This book is a collection of twelve fascinating articles related to the biblical accounts of the creation of humankind in Gen. 1-3, all expanded from papers originally presented at the June 1999 conference of the "Jewish and Christian Traditions" research group of the Faculty of Theology and Religious Studies at the University of Groningen in the Netherlands. The first chapter, "The Creation of Man and Woman in Biblical and Ancient Near Eastern Traditions," by Ed Noort, attempts to determine the original and abiding messages of Gen. 1:27 and Gen. 2:7, 18-24 concerning the relative place of the two human sexes in the divine economy. Noort's exegesis rests upon two of the pillars of the modern academic study of Hebrew Scripture. These are 1) the documentary hypothesis, which treats Gen. 1:1-2:4a and Gen. 2:4b-3:24, respectively, as two separate narratives produced by distinct authors at different times; and 2) the utilization of ancient Near Eastern texts to shed light upon the Bible. Noort shows that the documentary hypothesis provides cogent answers to many of the exegetical questions raised by Philo Judaeus in first-century C.E. Alexandria and by the Talmudic sages of the early centuries C.E. Taking for granted that the Priestly narrative contained in Gen. 1:1-2:4a was composed in an Achaemenid period urban society, Noort argues that Gen. 1:27 teaches that "the separation [of humankind] in male and female belongs to creation from the beginning. There is no priority. Neither male nor female have a dominant position." Noort accepts the dominant view in contemporary biblical research that the second biblical creation story contained in Gen. 2:4b-3:24 originates in the agricultural society of Ancient Israel [i.e., Iron Age II; 9th to 6th centuries B.C.E.] (cf. p. 11). This "Yahwist Account" teaches that "Woman belongs to the same `material' as man does; from their very origins they are an unseparable union" (p. 12). Moreover, Gen. 2:18 teaches that man is "the perfect counterpart to" man "and vice versa" (p. 13).

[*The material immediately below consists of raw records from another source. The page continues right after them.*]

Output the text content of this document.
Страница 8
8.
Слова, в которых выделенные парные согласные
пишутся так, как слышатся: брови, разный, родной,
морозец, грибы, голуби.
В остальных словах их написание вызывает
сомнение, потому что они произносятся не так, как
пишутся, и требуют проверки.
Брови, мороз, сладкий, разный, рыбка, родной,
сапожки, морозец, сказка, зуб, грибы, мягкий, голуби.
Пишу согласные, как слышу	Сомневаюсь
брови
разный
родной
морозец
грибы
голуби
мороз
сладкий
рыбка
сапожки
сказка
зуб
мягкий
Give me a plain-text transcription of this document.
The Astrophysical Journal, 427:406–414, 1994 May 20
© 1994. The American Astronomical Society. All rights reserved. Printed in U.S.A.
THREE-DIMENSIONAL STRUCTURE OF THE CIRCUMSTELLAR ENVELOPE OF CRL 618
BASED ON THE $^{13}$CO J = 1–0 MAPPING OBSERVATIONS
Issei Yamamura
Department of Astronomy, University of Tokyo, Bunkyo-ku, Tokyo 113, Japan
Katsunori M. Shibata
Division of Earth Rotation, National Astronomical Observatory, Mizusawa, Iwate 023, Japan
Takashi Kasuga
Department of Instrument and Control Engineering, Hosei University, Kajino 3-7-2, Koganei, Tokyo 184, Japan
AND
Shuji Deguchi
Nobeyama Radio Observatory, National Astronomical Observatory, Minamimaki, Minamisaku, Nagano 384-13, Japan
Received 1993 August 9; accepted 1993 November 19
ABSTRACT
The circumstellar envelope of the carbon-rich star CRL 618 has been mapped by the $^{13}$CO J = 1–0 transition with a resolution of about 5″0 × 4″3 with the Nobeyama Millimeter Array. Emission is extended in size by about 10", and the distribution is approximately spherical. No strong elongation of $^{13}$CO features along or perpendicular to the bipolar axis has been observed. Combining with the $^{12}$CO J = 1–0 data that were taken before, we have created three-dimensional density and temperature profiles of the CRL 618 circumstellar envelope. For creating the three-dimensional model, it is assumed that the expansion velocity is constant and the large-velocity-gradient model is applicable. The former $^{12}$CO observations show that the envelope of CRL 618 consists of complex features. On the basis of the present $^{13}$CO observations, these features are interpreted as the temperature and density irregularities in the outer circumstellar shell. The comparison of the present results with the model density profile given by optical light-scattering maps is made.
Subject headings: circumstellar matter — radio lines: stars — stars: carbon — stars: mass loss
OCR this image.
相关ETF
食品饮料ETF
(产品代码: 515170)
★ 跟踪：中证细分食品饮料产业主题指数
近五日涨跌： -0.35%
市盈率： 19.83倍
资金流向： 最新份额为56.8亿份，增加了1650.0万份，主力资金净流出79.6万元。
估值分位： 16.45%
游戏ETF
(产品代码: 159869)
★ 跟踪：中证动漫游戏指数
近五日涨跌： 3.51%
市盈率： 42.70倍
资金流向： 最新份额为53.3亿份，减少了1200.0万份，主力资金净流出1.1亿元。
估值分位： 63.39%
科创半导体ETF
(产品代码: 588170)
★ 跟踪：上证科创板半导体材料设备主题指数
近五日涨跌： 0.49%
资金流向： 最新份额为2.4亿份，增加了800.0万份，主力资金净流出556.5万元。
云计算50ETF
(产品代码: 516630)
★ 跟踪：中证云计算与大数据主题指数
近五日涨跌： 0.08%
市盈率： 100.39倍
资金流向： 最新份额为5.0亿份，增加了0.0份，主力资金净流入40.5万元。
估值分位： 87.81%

Like Noort's article, the second chapter, "Pandora or the Creation of a Greek Eve," written by Jay N. Bremmer, proves indispensable for reading the subsequent articles. Bremmer introduces the reader to the legacy of Hellenic speculation, which, alongside of Hebrew Scripture, formed the common cultural legacy of ancient Christians, Jews, and Gnostics, whose exegeses of Gen. 1:27 and Gen. 2:7, 18-24 are the agenda of Chapters Three through Nine. The third article, "The Creation of Man and Woman in Early Jewish Literature," by J. T. A. G. M. van Rutten, discusses the exegeses of Gen. 1-3 reflected in several corpora of Second Temple period Jewish sacred literature. Van Rutten employs tables to clarify comparisons and contrasts between various Second Temple writings and Hebrew Scripture. The fourth chapter, "Endowed with Reason or Glued to the Senses: Philo's Thoughts on Adam and Eve," by Annewies van den Hoek, analyzes both the sources of Philo's theories and the influences of Philo upon Patristic thought. Because Philo's corpus is not canonical for either Judaism or Christianity as is Gen. 1-3 for both Judaism and Christianity and as are 1 Cor. 11:2-16 and 1 Tim. 2:8-15 for Christianity, van den Hoek can be completely objective in delineating both egalitarian and misogynist tendencies within the Philonic corpus. L. J. Lietaert Peerbolte, on the other hand, in "Man, Woman and the Angels in 1 Cor. 11:2-16," the fifth chapter of the volume, seeks to reconcile the latter texts' apparent justification of the subordination of women to men with Gal. 3:28 in which Paul asserts, "There is no longer Jew or Greek, there is no longer slave or free, there is no longer male and female in Christ Jesus." Peerbolte explains, therefore, that the real reason why women must cover their heads in church is to prevent angels from lusting after them. After all, it was the lusting of the angels after mortal women, described in Gen.